HiveQL数据定义

最新推荐文章于 2022-03-26 20:26:02 发布

legotime

最新推荐文章于 2022-03-26 20:26:02 发布

阅读量1.6k

点赞数

分类专栏： hadoop生态文章标签： hive

本文链接：https://blog.csdn.net/legotime/article/details/51263479

版权

hadoop生态专栏收录该内容

3 篇文章 0 订阅

订阅专栏

hive 是一个基于hadoop、处理结构化数据的数据仓库基础工具。它提供简单的sql查询功能
可以将sql语句转换为MapReduce任务进行运行

hadoop是一个开源的大型分布式处理框架，主要包含了两个模块，MapReduce和HDFS
-----MapReduce：它是一种并行编程模型在大型集群普通硬件可用于处理大型结构化，半结构化和非结构化数据。

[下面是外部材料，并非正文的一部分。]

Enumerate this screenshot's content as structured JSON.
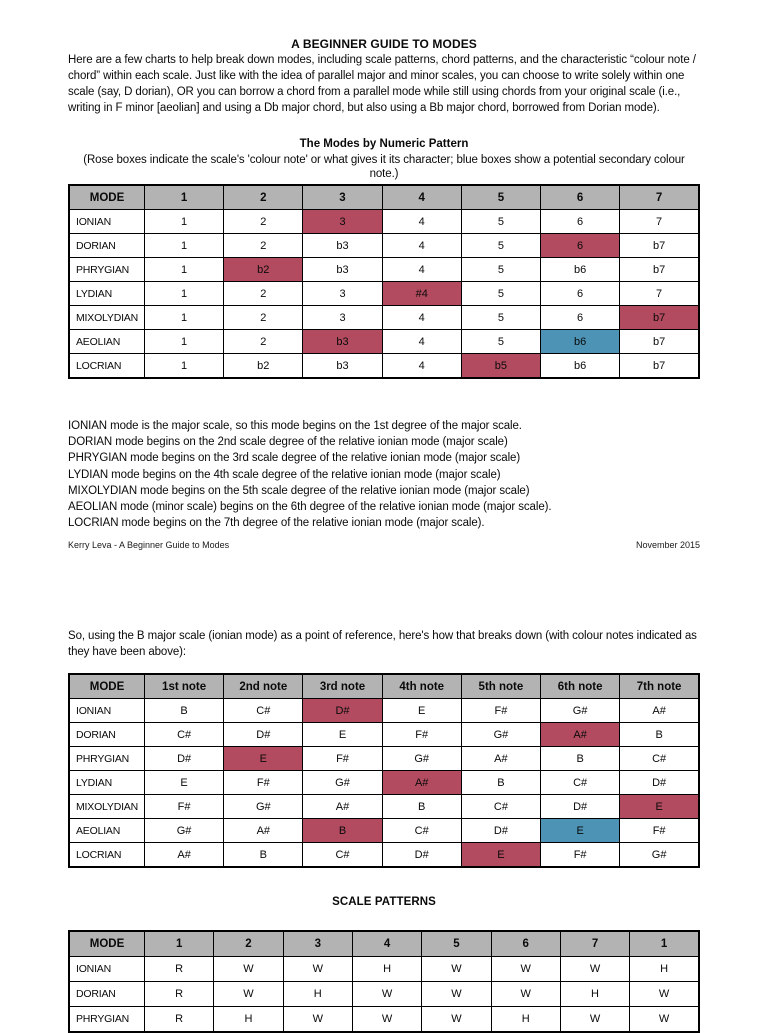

-----HDFS：Hadoop分布式文件系统是Hadoop的框架的一部分，用于存储和处理数据集。它提供了一个容错文件系统

在普通硬件上运行。

Hive 不是
一个关系数据库
一个设计用于联机事务处理（OLTP）
实时查询和行级更新的语言

Hiver特点
它存储架构在一个数据库中并处理数据到HDFS。
它是专为联机分析处理(OLAP)设计。
它提供SQL类型语言查询叫HiveQL或HQL。
它是熟知，快速，可扩展和可扩展的。
Hive不支持
行级插入操作、更新操作和删除操作
事物

联机事务处理:OLTP(on-line transaction processing)、联机分析处理OLAP:On-Line Analytical Processing.

HiveQL：数据定义
hive中的数据库的概念本质上市表的一个目录或者命名空间

1、查看当前的数据库：show databases;

---------------------------------------------
hive> show databases;
OK
default
Time taken: 4.324 seconds, Fetched: 1 row(s)
---------------------------------------------

OK 和 Time taken: 4.324 seconds, Fetched: 1 row(s)是系统的回答的执行信息
default是我们默认的数据库

2、创建一个sample数据库

create database sample;

note：当数据库本身含有sample这个数据库的时候，在用sample这个名字，那么回提示已经存在：

create database sample;
FAILED: Execution Error, return code 1 from org.apache.hadoop.hive.ql.exec.DDLTask. Database sample already exists

当然也可以用 if not exist来判断并执行

hive> create database if not exist sample;
FAILED: ParseException line 1:23 missing KW_EXISTS at 'exist' near '<EOF>'
line 1:29 extraneous input 'sample' expecting EOF near '<EOF>'

3、用正则表达式匹配来赛选需要的数据库名

hive> show databases like 's.*' ;
OK
sample
Time taken: 0.101 seconds, Fetched: 1 row(s)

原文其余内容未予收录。